Written by Abigail Sawyer (Senior Editor)

The link between circadian rhythm and metabolism was proven around 10 years ago. Now, fasting has been linked to health improvement and protection against aging-related diseases through the same pathway.

Intermittent fasting and circadian rhythm

A team of researchers at UC Irvine (UCI; CA, USA) has discovered that fasting causes the liver and skeletal muscle to alter their metabolism by affecting their circadian clocks. This could ultimately lead to improved health and protection against aging-related diseases.

“We discovered fasting influences the circadian clock and fasting-driven cellular responses, which together work to achieve fasting-specific temporal gene regulation,” commented lead author Paolo Sassone-Corsi (UCI’s School of Medicine). “Skeletal muscle, for example, appears to be twice as responsive to fasting as the liver.”

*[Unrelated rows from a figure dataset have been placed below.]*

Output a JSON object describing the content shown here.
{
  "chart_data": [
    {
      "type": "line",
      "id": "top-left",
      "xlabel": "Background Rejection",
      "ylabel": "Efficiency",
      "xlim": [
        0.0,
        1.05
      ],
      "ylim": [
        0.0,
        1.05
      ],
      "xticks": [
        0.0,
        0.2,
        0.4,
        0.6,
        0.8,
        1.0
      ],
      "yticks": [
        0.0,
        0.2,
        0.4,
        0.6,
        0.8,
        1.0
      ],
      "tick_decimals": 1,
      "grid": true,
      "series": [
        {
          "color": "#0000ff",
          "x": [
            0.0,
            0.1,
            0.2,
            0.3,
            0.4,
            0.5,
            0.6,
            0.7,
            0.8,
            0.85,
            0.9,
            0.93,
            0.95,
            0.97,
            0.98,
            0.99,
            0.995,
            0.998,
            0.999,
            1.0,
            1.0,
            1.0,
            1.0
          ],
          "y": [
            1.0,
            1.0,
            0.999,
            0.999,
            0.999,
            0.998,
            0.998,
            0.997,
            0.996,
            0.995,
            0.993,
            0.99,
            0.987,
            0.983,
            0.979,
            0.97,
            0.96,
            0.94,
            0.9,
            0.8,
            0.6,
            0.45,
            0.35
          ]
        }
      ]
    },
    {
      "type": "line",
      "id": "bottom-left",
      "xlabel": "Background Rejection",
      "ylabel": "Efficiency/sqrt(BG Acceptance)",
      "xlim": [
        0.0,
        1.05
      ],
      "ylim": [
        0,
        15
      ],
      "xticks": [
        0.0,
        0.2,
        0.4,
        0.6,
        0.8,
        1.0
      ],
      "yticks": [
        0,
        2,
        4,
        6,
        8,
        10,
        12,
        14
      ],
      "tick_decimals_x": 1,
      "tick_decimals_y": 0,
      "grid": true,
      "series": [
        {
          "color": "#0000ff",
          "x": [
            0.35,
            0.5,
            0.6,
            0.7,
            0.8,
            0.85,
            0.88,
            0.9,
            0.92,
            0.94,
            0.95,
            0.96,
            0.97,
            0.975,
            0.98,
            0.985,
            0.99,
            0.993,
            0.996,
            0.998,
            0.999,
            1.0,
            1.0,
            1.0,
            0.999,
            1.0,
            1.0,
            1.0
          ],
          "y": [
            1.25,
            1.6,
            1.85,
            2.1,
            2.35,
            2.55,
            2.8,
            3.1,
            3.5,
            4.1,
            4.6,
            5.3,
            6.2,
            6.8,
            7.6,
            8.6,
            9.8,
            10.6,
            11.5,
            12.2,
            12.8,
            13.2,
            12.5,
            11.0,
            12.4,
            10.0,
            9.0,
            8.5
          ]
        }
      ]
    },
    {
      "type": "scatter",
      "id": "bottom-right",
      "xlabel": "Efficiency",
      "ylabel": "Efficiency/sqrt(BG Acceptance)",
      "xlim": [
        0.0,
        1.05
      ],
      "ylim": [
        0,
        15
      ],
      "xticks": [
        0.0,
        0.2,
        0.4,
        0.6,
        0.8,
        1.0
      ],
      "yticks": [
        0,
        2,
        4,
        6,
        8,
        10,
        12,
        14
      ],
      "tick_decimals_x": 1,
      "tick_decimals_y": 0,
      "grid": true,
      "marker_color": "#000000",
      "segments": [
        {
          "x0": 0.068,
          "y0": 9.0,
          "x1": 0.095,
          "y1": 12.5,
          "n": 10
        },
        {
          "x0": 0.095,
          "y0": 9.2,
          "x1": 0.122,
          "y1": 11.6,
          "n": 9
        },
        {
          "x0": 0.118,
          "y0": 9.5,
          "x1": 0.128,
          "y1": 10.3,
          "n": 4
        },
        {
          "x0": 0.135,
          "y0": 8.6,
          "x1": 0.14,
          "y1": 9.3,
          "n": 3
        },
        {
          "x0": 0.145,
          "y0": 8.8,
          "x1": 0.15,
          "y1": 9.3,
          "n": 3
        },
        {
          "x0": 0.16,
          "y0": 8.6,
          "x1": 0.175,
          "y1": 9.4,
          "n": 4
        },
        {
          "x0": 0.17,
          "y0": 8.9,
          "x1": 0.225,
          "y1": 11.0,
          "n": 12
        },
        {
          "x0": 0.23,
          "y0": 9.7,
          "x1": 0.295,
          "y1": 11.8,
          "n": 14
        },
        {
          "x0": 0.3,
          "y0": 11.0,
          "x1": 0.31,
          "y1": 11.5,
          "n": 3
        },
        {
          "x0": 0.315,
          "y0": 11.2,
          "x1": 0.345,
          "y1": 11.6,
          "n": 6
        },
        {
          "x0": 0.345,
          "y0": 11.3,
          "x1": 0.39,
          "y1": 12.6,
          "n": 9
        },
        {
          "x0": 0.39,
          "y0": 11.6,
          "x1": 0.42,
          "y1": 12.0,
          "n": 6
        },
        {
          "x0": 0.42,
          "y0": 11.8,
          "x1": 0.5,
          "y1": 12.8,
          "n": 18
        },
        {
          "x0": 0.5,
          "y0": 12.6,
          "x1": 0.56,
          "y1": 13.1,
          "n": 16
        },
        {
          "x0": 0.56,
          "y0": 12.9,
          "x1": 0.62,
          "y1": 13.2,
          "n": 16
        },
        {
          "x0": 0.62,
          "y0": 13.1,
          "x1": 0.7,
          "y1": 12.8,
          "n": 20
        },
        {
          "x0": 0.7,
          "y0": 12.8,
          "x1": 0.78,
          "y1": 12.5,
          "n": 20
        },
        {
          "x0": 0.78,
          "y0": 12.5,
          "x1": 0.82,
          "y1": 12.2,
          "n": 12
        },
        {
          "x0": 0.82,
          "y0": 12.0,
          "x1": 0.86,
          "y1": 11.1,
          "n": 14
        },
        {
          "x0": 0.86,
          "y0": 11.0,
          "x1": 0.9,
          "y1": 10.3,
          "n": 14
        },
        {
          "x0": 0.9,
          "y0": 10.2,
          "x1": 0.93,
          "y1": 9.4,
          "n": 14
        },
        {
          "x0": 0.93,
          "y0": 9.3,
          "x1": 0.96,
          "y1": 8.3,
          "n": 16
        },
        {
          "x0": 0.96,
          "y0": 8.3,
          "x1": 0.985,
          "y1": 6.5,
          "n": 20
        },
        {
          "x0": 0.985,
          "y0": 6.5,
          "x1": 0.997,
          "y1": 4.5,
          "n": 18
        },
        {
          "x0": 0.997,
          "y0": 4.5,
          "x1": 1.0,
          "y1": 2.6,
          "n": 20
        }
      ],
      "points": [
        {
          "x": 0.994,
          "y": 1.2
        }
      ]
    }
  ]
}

Sassone-Corsi was the first to prove the link between circadian rhythm and metabolism approximately 10 years ago by identifying the metabolic pathways through which circadian proteins sense energy levels in cells.

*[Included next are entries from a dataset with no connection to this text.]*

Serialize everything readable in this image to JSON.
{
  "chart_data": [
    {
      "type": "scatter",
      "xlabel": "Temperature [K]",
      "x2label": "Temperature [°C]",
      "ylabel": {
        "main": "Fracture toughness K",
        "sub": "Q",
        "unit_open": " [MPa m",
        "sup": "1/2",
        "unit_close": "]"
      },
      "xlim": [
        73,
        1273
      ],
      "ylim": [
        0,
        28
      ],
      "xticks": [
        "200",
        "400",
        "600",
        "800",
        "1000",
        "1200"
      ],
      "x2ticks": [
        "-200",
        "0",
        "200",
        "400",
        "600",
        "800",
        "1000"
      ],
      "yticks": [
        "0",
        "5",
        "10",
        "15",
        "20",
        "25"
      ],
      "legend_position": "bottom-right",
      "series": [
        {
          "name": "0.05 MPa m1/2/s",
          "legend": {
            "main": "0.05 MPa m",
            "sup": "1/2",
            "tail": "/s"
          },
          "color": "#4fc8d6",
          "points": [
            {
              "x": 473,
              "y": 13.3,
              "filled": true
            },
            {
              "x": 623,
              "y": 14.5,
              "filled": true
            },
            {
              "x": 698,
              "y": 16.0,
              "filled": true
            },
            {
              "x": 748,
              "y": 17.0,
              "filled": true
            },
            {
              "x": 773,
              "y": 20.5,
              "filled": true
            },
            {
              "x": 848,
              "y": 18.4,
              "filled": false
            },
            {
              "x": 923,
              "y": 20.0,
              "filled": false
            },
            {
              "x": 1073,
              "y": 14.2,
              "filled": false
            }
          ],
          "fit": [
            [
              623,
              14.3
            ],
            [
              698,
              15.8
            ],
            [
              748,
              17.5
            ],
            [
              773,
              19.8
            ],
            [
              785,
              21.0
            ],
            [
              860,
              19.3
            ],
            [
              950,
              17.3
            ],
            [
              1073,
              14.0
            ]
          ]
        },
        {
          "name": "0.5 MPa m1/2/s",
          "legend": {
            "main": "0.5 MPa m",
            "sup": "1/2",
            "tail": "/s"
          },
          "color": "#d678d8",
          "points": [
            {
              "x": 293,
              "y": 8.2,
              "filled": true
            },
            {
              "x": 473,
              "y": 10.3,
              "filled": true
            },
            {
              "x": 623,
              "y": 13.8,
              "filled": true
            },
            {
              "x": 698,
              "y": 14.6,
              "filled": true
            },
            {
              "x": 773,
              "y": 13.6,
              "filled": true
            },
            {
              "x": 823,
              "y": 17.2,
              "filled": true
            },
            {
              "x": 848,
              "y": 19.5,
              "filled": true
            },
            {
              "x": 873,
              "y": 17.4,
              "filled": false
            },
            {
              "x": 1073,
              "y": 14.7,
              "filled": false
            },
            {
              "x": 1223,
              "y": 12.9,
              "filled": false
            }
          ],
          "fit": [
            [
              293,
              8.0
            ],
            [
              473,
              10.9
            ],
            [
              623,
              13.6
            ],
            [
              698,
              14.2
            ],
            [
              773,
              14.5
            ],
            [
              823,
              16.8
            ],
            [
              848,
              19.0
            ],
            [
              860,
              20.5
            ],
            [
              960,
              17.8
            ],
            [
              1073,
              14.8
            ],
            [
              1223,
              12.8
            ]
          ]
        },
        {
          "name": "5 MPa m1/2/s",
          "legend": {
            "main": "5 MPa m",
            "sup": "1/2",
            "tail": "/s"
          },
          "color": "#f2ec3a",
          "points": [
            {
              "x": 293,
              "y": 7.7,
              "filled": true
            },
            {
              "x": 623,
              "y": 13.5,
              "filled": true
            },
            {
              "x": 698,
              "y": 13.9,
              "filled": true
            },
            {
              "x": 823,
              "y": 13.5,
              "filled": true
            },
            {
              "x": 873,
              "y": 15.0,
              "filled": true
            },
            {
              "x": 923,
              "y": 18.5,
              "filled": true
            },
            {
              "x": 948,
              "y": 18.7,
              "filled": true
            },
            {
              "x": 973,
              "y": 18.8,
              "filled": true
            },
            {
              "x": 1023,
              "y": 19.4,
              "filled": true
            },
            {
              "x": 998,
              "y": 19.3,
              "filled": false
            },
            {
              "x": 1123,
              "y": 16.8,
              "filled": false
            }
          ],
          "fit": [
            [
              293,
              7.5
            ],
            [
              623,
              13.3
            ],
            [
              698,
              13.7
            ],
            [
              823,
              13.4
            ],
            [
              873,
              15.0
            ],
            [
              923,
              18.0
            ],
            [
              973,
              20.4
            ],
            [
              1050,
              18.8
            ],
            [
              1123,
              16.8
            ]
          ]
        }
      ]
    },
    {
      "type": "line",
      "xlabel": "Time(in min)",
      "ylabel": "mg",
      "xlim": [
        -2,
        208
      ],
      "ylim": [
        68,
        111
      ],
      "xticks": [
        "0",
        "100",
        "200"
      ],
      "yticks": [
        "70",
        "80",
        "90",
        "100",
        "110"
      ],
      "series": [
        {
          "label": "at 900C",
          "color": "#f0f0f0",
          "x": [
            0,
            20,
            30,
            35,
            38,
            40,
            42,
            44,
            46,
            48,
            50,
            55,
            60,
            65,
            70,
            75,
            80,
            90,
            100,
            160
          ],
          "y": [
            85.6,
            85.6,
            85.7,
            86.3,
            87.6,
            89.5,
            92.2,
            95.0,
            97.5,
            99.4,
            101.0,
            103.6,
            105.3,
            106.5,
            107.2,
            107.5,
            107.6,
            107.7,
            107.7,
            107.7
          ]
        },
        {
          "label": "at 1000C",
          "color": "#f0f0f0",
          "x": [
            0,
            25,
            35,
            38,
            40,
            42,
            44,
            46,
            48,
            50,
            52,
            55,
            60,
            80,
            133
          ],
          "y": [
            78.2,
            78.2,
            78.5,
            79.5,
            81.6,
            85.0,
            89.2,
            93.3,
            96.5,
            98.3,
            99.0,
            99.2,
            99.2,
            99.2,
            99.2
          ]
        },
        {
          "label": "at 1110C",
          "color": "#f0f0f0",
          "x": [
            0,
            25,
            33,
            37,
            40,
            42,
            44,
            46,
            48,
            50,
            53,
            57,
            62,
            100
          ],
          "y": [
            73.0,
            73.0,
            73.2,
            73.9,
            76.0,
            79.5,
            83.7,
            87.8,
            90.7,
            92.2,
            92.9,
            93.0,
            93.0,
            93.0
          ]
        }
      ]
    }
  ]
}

The team subjected mice to 24-hour periods of fasting. During these periods, the mice reduced their oxygen consumption (VO2), respiratory exchange ratio (RER), and energy expenditure. All these observations diminished when the mice were fed again. The results are similar to those observed in humans.

“The reorganization of gene regulation by fasting could prime the genome to a more permissive state to anticipate upcoming food intake and thereby drive a new rhythmic cycle of gene expression. In other words, fasting is able to essentially reprogram a variety of cellular responses. Therefore, optimal fasting in a timed manner would be strategic to positively affect cellular functions and ultimately benefitting health and protect against aging-associated diseases,” explained Sassone-Corsi.

The study could provide novel research pathways that lead to the development of new diet strategies for improving health in humans.